- To protect a rental car, your personal insurance policy must have collision and comprehensive coverage. If you have these coverages, read the fine print to find out exactly what they cover. Does your insurance pay the rental car’s “full value or fair market value?” If not, ask if you can add “gap” insurance to your policy, which replaces a totaled vehicle with a brand-new one.
- Check your rental car company contract to see if the consumer is liable for “all” loss or damage, including loss of use, subject to any limits imposed by law. Your personal auto insurance policy may or may not cover administrative fees, towing, loss of use of the vehicle while it’s being repaired, and diminished value. (Loss-of-use is a fee imposed by the rental car company on the customer to cover its lost income while the vehicle is out of commission from an accident--even when the accident may not have been the customer's fault.)
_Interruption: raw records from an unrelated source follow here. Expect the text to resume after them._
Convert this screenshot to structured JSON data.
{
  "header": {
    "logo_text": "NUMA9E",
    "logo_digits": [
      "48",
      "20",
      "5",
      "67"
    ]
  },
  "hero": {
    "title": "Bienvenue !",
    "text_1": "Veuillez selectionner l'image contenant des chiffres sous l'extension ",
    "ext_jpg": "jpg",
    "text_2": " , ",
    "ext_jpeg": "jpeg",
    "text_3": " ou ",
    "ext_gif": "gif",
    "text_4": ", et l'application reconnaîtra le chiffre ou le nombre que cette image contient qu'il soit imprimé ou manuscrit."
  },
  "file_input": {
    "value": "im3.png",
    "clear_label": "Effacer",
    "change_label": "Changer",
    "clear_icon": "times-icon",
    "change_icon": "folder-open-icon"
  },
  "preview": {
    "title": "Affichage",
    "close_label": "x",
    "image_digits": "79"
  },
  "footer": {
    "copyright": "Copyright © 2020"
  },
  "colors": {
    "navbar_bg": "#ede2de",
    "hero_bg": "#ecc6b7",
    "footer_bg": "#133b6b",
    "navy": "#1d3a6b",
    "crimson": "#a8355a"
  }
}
- In addition to your personal auto Insurance policy, check out the car rental protection benefits provided by your credit cards. For example, American Express, MasterCard, and Visa pay loss-of-use charges as long as the rental company supports them with proof of the loss. Rental car loss protection is not provided by every card, so be sure you call customer service before you shop for and reserve your rental to make sure the card you plan to use has it, and learn the specific coverage details for all of the cards in your wallet. Note that with most credit card insurance policies, this coverage is secondary to your existing personal auto insurance policy.